How to Put Out a Fire
Say you live on the bottom floor of a multistory building and your apartment catches on fire. Maybe you left the stove on, or a curling iron. You had faulty wires or forgot to blow out a candle or someone decided that everything you owned needed to burn. Maybe you’re home, maybe not, but the fire loses control.
You or someone, anyone who smells the smoke and realizes something is burning, calls 911. The fire is still contained within your apartment but too big to put out on your own. You need help. The fire department comes. If you’re lucky, everyone is evacuated from the building. Let’s say you’re lucky.
The firefighters seem to be waiting. They’re standing there with their hoses ready, watching the flames go through the second floor, third floor, fourth floor. Flames are pouring through the windows. You wonder why they aren’t doing anything. You wonder why they continue to let the fire spread. You look around at the families watching their homes burn and you wonder why they’re going to lose everything too.
The fire reaches the top floor and the firefighters finally wake up and put out the fire. It takes minutes. They do it easily. Why didn’t they put out the fire before it got so big? Wouldn’t it have been easier to put out the flames when it was contained in your apartment?
Before they began to put out the fire, there were firefighters in the building, making sure everyone got out safely. If they had started spraying water into the building, the fire and water would have created steam and the steam would have burned the men and women inside. The steam would have created pressure, and with nowhere to go, it would have caused an explosion. The entire building would have collapsed. Everything and everyone near you would have been incinerated. The fire might have spread to nearby buildings. Then the fire might have gotten out of control.

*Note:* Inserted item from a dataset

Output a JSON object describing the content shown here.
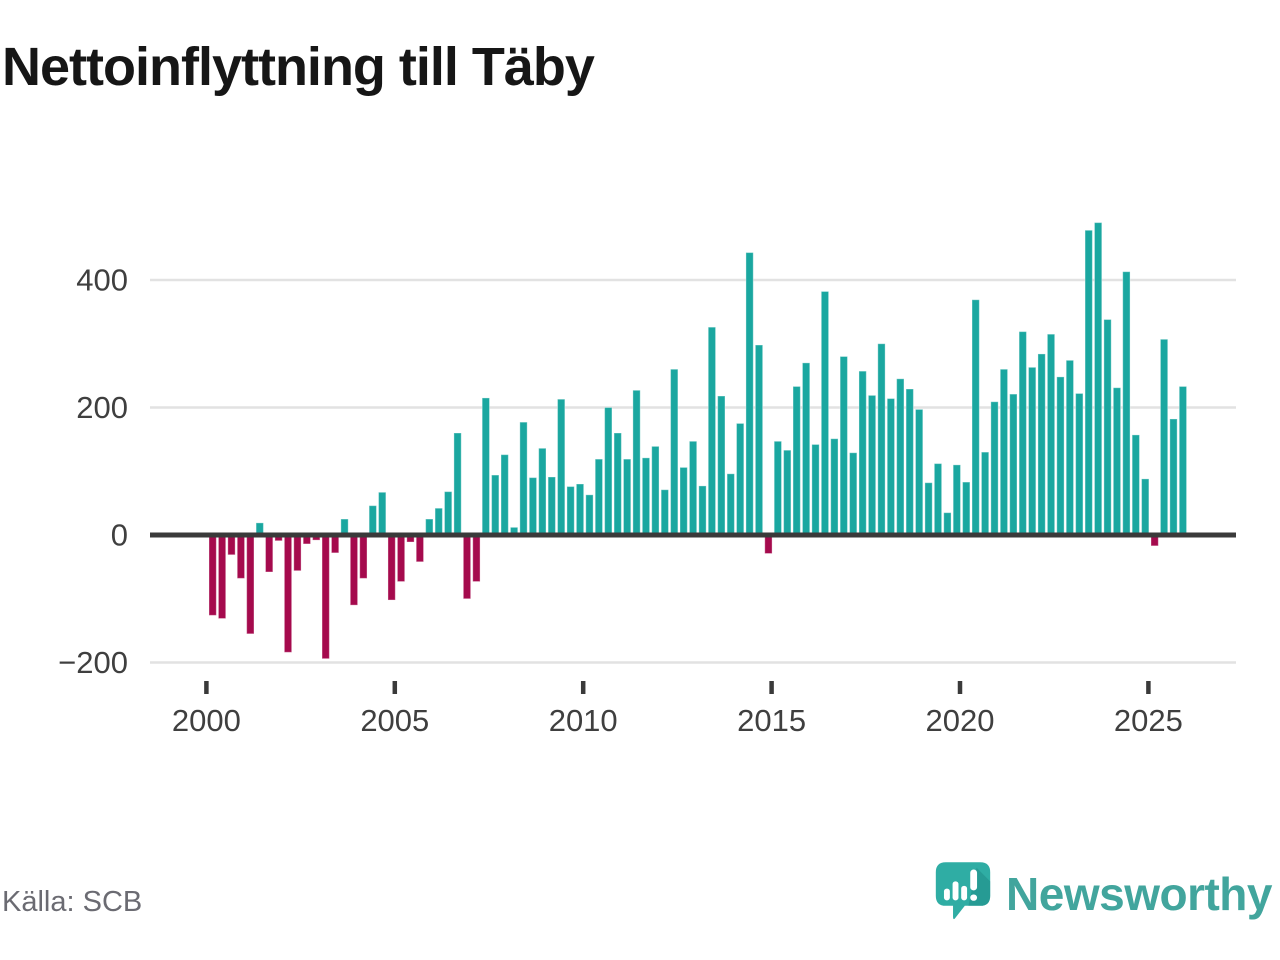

I’ve been thinking about this a lot the past week or so: sometimes you have to let the whole thing burn. It hurts and it feels like everything is out of control, but often times it isn’t. Sometimes the hot air just needs a place to go. There is often unforeseen collateral damage. Once the fire is lit, you only have so much time to contain the damage before it spreads to the people around you. Maybe you should’ve unplugged your appliances. Maybe you should’ve gotten your wires checked. Maybe you should’ve blown out the candle. You will do all of those things in the future, or at least for a little while.
At this moment, it doesn’t matter. At this moment, you are safe.